Review: Derek Patton “Bright Grey”

Derek Patton “Bright Grey”

12 Apr, 2011 Dan MacIntosh

A recent Earl Klugh concert was a reminder of how refreshing it is to hear a master acoustic guitarist in his element. Today’s rock players have so many effects pedals at their disposal that it’s sometimes difficult to decipher where the talent ends and the technology begins. In some cases, these electronic devices make it so that the guitar doesn’t even sound like a guitar anymore.  Derek Patton is an acoustic fingerstyle guitarist. His new 16-track album, Bright Grey, is a special treat for those that enjoy hearing the guitar played well.

On Bright Grey, Patton has done a wonderful job of balancing many different factors.
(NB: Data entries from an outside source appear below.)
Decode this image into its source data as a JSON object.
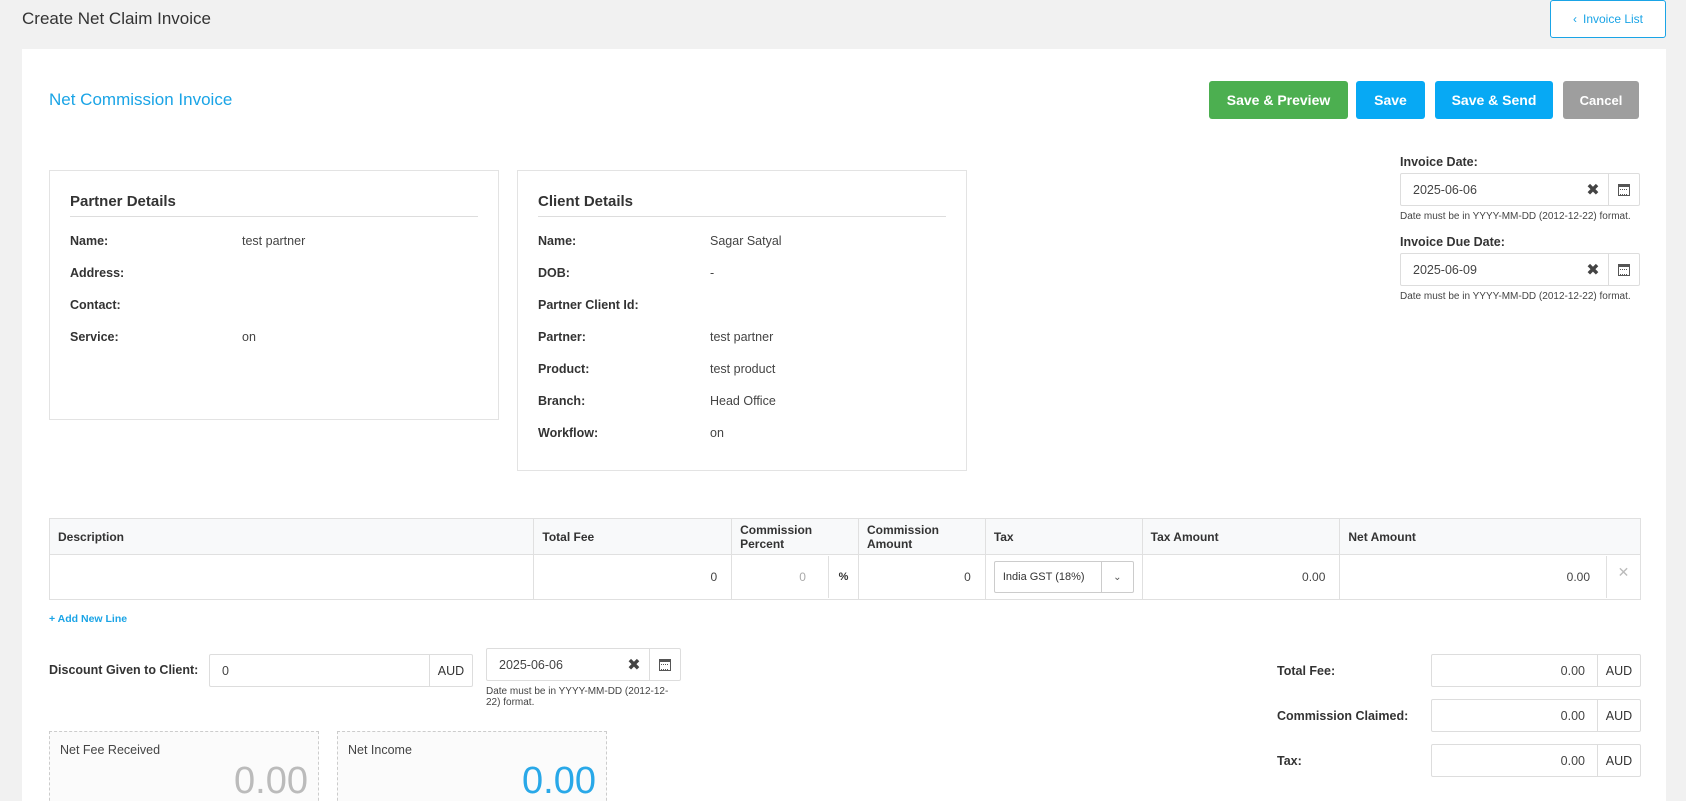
{
  "header": {
    "title": "Create Net Claim Invoice",
    "invoice_list_label": "Invoice List"
  },
  "form": {
    "subtitle": "Net Commission Invoice",
    "actions": {
      "save_preview": "Save & Preview",
      "save": "Save",
      "save_send": "Save & Send",
      "cancel": "Cancel"
    }
  },
  "partner": {
    "title": "Partner Details",
    "rows": [
      {
        "label": "Name:",
        "value": "test partner"
      },
      {
        "label": "Address:",
        "value": ""
      },
      {
        "label": "Contact:",
        "value": ""
      },
      {
        "label": "Service:",
        "value": "on"
      }
    ]
  },
  "client": {
    "title": "Client Details",
    "rows": [
      {
        "label": "Name:",
        "value": "Sagar Satyal"
      },
      {
        "label": "DOB:",
        "value": "-"
      },
      {
        "label": "Partner Client Id:",
        "value": ""
      },
      {
        "label": "Partner:",
        "value": "test partner"
      },
      {
        "label": "Product:",
        "value": "test product"
      },
      {
        "label": "Branch:",
        "value": "Head Office"
      },
      {
        "label": "Workflow:",
        "value": "on"
      }
    ]
  },
  "dates": {
    "invoice_date_label": "Invoice Date:",
    "invoice_date": "2025-06-06",
    "due_date_label": "Invoice Due Date:",
    "due_date": "2025-06-09",
    "hint": "Date must be in YYYY-MM-DD (2012-12-22) format."
  },
  "table": {
    "headers": [
      "Description",
      "Total Fee",
      "Commission Percent",
      "Commission Amount",
      "Tax",
      "Tax Amount",
      "Net Amount"
    ],
    "row": {
      "description": "",
      "total_fee": "0",
      "commission_percent": "0",
      "percent_symbol": "%",
      "commission_amount": "0",
      "tax": "India GST (18%)",
      "tax_amount": "0.00",
      "net_amount": "0.00"
    },
    "add_line": "+ Add New Line"
  },
  "discount": {
    "label": "Discount Given to Client:",
    "value": "0",
    "currency": "AUD",
    "date": "2025-06-06",
    "hint": "Date must be in YYYY-MM-DD (2012-12-22) format."
  },
  "summary": [
    {
      "label": "Total Fee:",
      "value": "0.00",
      "currency": "AUD"
    },
    {
      "label": "Commission Claimed:",
      "value": "0.00",
      "currency": "AUD"
    },
    {
      "label": "Tax:",
      "value": "0.00",
      "currency": "AUD"
    }
  ],
  "stats": {
    "net_fee_label": "Net Fee Received",
    "net_fee_value": "0.00",
    "net_income_label": "Net Income",
    "net_income_value": "0.00"
  },
  "colors": {
    "accent": "#1aa4e6",
    "success": "#4caf50",
    "primary": "#07a9f4",
    "muted": "#9e9e9e"
  }
}
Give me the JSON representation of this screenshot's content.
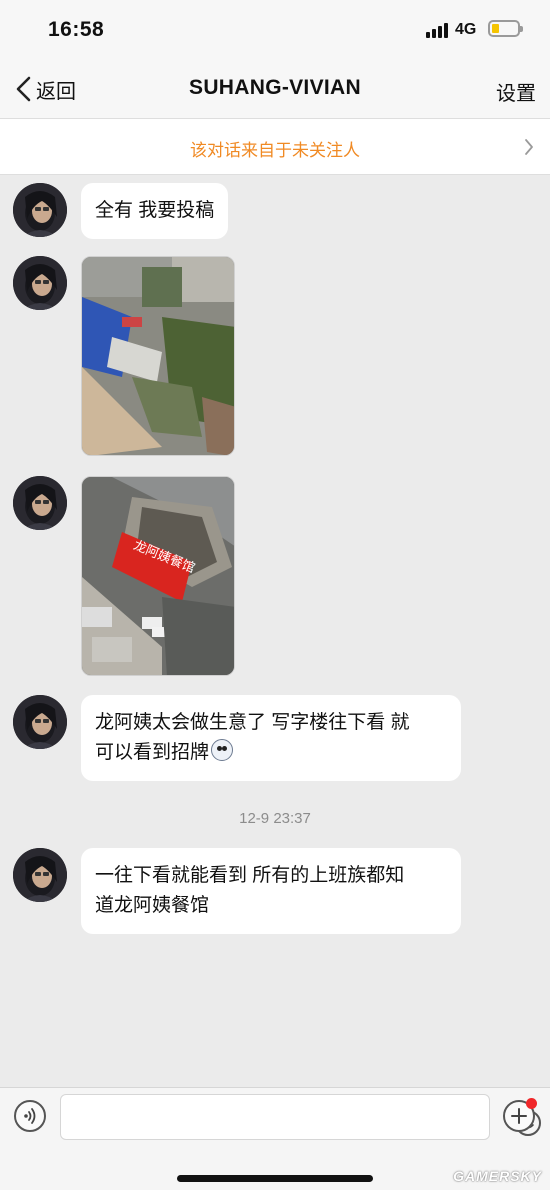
{
  "status_bar": {
    "time": "16:58",
    "network": "4G",
    "battery_level": 0.15,
    "battery_color": "#f5c400"
  },
  "nav": {
    "back_label": "返回",
    "title": "SUHANG-VIVIAN",
    "settings_label": "设置",
    "back_icon": "chevron-left-icon"
  },
  "notice": {
    "text": "该对话来自于未关注人",
    "color": "#f08a24",
    "icon": "chevron-right-icon"
  },
  "messages": [
    {
      "type": "text",
      "text": "全有 我要投稿"
    },
    {
      "type": "image",
      "description_icon": "photo-aerial-building"
    },
    {
      "type": "image",
      "description_icon": "photo-restaurant-sign",
      "sign_text": "龙阿姨餐馆"
    },
    {
      "type": "text",
      "line1": "龙阿姨太会做生意了 写字楼往下看 就",
      "line2": "可以看到招牌",
      "emoji": "shocked-face-icon"
    },
    {
      "type": "timestamp",
      "text": "12-9 23:37"
    },
    {
      "type": "text",
      "line1": "一往下看就能看到 所有的上班族都知",
      "line2": "道龙阿姨餐馆"
    }
  ],
  "input_bar": {
    "placeholder": "",
    "voice_icon": "voice-icon",
    "emoji_icon": "smiley-icon",
    "plus_icon": "plus-icon",
    "notification_color": "#f0272a"
  },
  "watermark": "GAMERSKY"
}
For one thing, he is a classically trained guitarist, yet he doesn’t rely on overly familiar classical pieces. Instead, he composed all of these tunes himself, and has an excellent knack for writing. As proof, just listen to the fast finger work on “Eleventh Hour.” Nevertheless, you don’t have to be a guitar geek to enjoy Bright Grey. In other words, these songs all have what pop aficionados describe as “hooks.”  Yes, you will oftentimes find yourself humming along with Patton’s tunes.

Amazingly, Patton has found a way to balance the complicated guitar elements with the necessary melodic factors. Therefore, most of these compositions somehow come off memorable, yet still seem difficult to play.  Patton also knows how to keep the music simple when it needs to be. A piece called “Marjorie & Athena” has a beautiful melody, and Patton simply applies finger picking patterns to give the music a shimmering effect. It has an undeniably peaceful affect on the listener.
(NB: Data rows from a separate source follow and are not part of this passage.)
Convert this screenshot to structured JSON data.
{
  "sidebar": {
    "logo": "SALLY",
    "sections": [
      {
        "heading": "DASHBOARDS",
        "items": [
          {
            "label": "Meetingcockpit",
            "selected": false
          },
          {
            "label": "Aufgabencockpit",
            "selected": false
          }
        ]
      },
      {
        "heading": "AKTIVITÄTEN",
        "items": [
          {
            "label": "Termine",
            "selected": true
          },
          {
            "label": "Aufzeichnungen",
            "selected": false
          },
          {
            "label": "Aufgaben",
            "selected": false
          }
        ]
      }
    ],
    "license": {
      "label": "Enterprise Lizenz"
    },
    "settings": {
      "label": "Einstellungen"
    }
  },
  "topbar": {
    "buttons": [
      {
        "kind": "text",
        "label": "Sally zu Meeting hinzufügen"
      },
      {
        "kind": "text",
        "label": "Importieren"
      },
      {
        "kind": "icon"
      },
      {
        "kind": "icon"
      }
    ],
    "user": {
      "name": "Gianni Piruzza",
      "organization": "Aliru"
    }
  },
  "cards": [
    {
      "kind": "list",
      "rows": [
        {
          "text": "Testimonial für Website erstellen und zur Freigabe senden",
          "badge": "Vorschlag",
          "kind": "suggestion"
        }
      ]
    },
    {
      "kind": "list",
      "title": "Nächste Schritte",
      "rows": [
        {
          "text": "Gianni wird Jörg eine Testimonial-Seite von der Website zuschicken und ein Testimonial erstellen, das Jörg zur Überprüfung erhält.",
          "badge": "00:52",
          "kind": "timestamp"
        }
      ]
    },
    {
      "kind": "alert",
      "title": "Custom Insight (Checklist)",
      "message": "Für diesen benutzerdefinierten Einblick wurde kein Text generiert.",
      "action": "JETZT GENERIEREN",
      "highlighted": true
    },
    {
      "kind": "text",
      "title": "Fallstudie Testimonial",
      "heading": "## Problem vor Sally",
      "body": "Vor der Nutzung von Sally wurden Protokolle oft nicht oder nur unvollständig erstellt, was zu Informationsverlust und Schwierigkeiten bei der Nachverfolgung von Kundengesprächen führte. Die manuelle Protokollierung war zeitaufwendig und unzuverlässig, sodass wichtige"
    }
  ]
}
Patton’s spiritual beliefs many times influence the way he titles his various songs. In the middle of the CD, for instance, there are three compositions with the names “Faith,” “Hope,” and “Love.” These words are taken directly from a New Testament Biblical passage. Also, “Eleventh Hour,” which is one of the album’s more dramatic pieces, relates to the “events surrounding the arrest and betrayal of Jesus, His being led out of the Garden into the darkness of night…abandoned by His disciples,” as Patton has explained it.

Bright Grey is simply a treasure trove of musical delights. Derek Patton is a gifted musician and talented composer. It’s not every day that an album like this one comes along. It will appeal to guitarists because of its advanced fingerpicking work, and it will be just as treasured by those that appreciate original instrumental work in general, and fine guitar playing in specific. These recordings are sounds for sore ears, especially due to the fact the seemingly every other song on the radio features a vocalist using auto-tune and a programmed-to-the-hilt instrumental track. In contrast, this CD is just one man with one guitar, creating musical magic.